A: I spent two weeks in Switzerland in September 2025 for performance work, followed by a month in New York in 2026. I keep questioning my role: What is performance? Should I perform? What impact does it have on contemporary life? Do I have the courage to take on roles that benefit the community? Time abroad will test my theories, letting me focus and push, perhaps more extreme, more self-aware, yet still determined.
Q: After nearly twenty years of practice, how do you see your role as a Vietnamese performance artist today?
A: I remain committed to "psychological blurriness," a deliberate ambiguity that asks viewers to confront their own discomfort and assumptions. My aim is to address the complexities of contemporary Vietnamese society while remaining legible internationally. I continue to ask: What is the essence of performance? Can performance be a form of social commentary? Those questions are what keeps me moving forward.
Conceived within the framework of Psyper Lab, this painting reflects a process in which artists examined and mirrored one another’s practices in the group’s unique working space at Bac Cau, Ngoc Thuy – Gia Lam. The composition brings together multiple scenes like fragments of a residency, marked by an interdisciplinary commitment that combines martial arts training with psychodrama therapy. It evokes performative interactions that unfolded in local spaces with local residents—individuals who were not artists themselves, yet whose presence and participation became integral to the work’s exploration of community, embodiment, and healing.
Editorial Note: The interview was conducted in Vietnamese and subsequently translated into English. Minor edits have been made for clarity and accessibility.
References:
In preparing for this interview, I was fortunate to consult a wide range of sources. I extend my gratitude to the authors and articles that informed this work:
Dong Ha Nhuan. "Ephemerality in Vietnamese Contemporary Art", 2021.
Do Tuong Linh. "Art and the Acts of Taking Refuge - Interview with Artist Lai Thi Dieu Ha." 2023.

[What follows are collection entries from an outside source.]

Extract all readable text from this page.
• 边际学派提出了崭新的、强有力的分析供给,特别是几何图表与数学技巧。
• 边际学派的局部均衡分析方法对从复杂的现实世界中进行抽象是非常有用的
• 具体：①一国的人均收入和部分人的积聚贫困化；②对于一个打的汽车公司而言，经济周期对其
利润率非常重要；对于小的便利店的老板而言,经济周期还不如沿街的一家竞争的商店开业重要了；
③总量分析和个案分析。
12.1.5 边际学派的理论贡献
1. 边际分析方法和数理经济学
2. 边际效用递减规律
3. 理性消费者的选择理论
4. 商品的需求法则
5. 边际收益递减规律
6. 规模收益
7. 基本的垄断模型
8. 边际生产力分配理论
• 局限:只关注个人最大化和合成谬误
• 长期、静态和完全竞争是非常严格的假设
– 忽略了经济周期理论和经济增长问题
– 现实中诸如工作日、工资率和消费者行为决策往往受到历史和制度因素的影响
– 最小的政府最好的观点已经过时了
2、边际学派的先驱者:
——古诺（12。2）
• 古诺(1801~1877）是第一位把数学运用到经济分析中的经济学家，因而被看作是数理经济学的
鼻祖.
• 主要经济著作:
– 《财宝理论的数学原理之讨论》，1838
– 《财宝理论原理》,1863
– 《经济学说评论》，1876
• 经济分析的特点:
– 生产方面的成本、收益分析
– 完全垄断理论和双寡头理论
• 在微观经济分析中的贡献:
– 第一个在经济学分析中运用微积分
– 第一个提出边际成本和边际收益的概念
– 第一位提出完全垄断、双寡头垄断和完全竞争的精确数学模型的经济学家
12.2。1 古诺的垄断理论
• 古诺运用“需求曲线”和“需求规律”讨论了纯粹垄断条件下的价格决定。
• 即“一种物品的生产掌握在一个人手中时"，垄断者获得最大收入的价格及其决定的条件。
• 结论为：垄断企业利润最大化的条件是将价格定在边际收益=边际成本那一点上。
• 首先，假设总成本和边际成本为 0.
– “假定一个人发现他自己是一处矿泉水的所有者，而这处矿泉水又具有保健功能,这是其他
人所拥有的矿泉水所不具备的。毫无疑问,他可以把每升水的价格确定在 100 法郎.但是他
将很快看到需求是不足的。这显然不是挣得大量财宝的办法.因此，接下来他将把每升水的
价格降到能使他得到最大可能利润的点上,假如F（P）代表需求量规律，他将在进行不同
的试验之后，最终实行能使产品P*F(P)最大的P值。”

Julia Holz. "Interview with Lai Dieu Ha." 2024.
"Lai Thi Dieu Ha, Trung Pham & Psytheper." 2023.
Bill Nguyen, and Quynh Nguyen. "Interview with Lai Dieu Ha." Nguyen Art Foundation.
"Appropriation - Nghe thuat chuyen dung." Soi.vn.
Various interviews with Lai Thi Dieu Ha, 2010-2025.
My sincere thanks to artist Lai Dieu Ha for her generosity, time, and insights, shared across multiple conversations both in person and online.
Footnotes:
[1] Nha San Studio, founded in 1998, is one of Vietnam's pioneering independent art spaces.
[2] "My teaching, my studies": At the time of the interview, Lai is concurrently teaching art theory courses at a secondary school in Hanoi while also participating in an art course in the city.
[3] Psyper/Lab (2013-2016) was a collaborative interdisciplinary research project that marked a significant transition in Lai's practice following the intense public reactions to her earlier solo performances "Flying Up" and "Hurt in Here" (both 2010). The project represented a shift from individual body-based trauma exploration to collective psychological investigation, utilizing therapeutic methodologies in an artistic context. The group's three-year intensive process, conducted entirely in private without public presentations, established the foundation for Lai's later concept of "soft politics" and her current approach to performance as a tool for healing rather than confrontation. The project's influence can be seen in Lai's subsequent paintings on the 1.55m x 2m scale, which she describes as addressing "broader social contexts" beyond her individual performances.